Daerah

Peran Fiqih di Era Digital menurut Kiai Ma’ruf Khozin

Sabtu, 5 Februari 2022 | 13:00 WIB

Peran Fiqih di Era Digital menurut Kiai Ma’ruf Khozin

Kiai Ma’ruf Khozin (tengah) saat mengisi seminar di Bangkalan. (Foto: NU Online/Sunnatullah)

Bangkalan, NU Online
Salah satu intelektual muda Nahdlatul Ulama asal Kota Malang, Jawa Timur, KH Ma’ruf Khozin menjelasan perihal pentingnya belajar ilmu fiqih di era digital seperti sekarang ini.


Hal tersebut tidak lain karena zaman yang terus berkembang sementara syariat Islam ajarannya selalu sesuai dengan perkembangan zaman (shalih fi kulli makan wa zaman).


Kiai Ma’ruf Khozin mengatakan, peradaban zaman sejak masa awal telah memberikan warna dan corak perubahan dalam setiap tahunnya. Hal ini tidak bisa dipungkiri bahwa fiqih akan terus memiliki peradaban untuk menjawab persoalan-persoalan baru yang terjadi.


Ada dua mazhab yang penting untuk dijadikan pedoman menurut Kiai Ma’ruf Khozin pada zaman dahulu, yakni Mazhab Iraq dan Mazhab Hijaz. Dalam hal ini, Mazhab Hijaz sangat rasional dalam mengkontekstualisasikan fiqih untuk menjawab persoalan yang selalu berkembang.


“Mazhab Hijaz yang di antaranya Imam Ahmad bin Hanbal, merupakan mazhab rasional. Namun tidak pernah bertentangan dengan zaman,” kata Kiai Ma’ruf Khozin dalam seminar bertajuk Peran Fiqih di Era Digital yang digelar di Pesantren Assahliyyin Kokop, Bangkalan, Madura, Sabtu (5/2/2022).


Rasionalitas madzhab Hijaz di atas merupakan representasi murni, bahwa fiqih memiliki peran penting seiring berjalannya zaman. Hal itu sudah dibuktikan sejak zaman dahulu yang selalu berubah-ubah.


Menurut Direktur Aswaja NU Center Jawa Timur itu, peran fiqih tidak lepas dari ijtihad para ulama zaman dahulu yang selalu berupaya untuk mengkontekstualisasikan fiqih sesuai perkembangan zaman dan upaya itu hingga kini tetap berjalan.


“Ijtihad ulama dulu tetap tembus hingga saat ini,” ujar Ketua Komisi Fatwa Majlis Ulama (MUI) Jawa Timur itu.
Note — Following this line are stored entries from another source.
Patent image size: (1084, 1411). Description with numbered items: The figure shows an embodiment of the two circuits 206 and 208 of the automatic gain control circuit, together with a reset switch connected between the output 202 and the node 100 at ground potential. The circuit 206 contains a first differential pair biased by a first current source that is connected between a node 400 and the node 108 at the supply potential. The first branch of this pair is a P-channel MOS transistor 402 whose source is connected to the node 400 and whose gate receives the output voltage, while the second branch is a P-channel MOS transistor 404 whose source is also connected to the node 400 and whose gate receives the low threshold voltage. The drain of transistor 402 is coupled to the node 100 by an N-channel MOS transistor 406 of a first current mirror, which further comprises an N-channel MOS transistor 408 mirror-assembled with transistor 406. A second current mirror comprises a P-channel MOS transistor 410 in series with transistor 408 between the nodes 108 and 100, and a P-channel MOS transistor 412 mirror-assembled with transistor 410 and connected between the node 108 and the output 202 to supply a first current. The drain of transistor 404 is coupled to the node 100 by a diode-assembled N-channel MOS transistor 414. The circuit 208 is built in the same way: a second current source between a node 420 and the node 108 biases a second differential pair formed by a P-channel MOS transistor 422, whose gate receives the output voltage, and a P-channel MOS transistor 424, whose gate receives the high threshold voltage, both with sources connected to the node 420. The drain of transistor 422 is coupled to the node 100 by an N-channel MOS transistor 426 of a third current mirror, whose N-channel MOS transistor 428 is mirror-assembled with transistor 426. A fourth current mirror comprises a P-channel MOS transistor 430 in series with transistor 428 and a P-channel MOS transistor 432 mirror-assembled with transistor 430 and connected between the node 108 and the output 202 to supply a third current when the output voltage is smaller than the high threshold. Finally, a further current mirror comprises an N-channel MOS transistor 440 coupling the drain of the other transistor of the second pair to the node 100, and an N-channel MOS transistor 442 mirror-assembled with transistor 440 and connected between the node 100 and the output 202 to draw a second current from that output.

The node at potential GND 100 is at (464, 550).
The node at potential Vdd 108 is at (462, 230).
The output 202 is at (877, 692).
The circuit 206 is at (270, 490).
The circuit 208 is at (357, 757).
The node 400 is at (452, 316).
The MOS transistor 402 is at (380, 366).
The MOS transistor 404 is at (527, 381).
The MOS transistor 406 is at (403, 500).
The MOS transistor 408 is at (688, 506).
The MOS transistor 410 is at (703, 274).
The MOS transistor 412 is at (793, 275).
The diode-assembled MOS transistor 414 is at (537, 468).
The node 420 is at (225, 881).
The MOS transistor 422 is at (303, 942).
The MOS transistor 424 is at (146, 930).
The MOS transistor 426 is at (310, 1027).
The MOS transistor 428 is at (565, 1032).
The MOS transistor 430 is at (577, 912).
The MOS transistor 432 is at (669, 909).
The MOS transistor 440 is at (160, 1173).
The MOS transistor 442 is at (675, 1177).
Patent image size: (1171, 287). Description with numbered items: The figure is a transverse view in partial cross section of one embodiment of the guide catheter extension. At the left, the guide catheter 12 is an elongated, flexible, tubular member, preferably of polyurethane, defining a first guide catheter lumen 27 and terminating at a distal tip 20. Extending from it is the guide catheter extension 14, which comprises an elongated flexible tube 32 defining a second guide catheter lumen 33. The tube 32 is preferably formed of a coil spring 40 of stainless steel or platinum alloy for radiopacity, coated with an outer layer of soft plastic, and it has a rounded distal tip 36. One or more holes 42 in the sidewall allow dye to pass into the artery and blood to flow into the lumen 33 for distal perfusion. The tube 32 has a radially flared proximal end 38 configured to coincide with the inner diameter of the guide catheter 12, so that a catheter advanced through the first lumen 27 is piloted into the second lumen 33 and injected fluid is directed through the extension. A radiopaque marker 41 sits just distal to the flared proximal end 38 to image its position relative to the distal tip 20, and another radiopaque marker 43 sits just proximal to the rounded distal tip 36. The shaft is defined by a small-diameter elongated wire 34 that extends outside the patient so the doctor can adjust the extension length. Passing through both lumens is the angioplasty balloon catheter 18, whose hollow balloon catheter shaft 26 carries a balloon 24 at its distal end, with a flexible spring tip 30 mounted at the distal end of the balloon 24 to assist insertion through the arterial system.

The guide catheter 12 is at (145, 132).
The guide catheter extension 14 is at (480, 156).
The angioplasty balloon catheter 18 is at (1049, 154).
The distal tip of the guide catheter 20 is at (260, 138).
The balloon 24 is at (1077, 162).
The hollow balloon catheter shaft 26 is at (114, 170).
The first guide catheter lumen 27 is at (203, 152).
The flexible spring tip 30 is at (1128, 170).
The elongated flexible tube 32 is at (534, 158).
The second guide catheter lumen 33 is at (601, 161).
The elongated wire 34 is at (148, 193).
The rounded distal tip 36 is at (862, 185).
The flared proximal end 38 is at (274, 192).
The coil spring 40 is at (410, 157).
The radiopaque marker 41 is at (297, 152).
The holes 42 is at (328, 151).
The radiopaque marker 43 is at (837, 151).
Ijtihad ulama pada zaman dahulu itu perlu terus dikembangkan oleh generasi sekarang, khususnya dalam fiqih kontemporer dengan cara terus memperbaharuinya menggunakan teori qiyas (analogi) dengan kejadian-kejadian yang sudah terjadi pada zaman dahulu.


“Kita perlu meng-update ilmu dengan melihat pada ulama-ulama NU,” ujar pria kelahiran Malang, 4 April 1980 tersebut.


Di akhir materinya, Kiai Ma’ruf memberi imbauan agar tidak terlalu tergesa-gesa untuk menjawab setiap persoalan yang baru terjadi, dan perlu dipikirkan dengan matang.


“Jangan tergesa-gesa untuk menjawab persoalan yang baru terjadi,” jelasnya.


Kemudian Kiai Ma’ruf Khozin mengutip hadits riwayat ad-Darimi dari Abdullah bin Ja’far, yang artinya “Orang yang paling dahulu berfatwa adalah orang yang paling dulu masuk neraka.” (HR Ad-Darimi).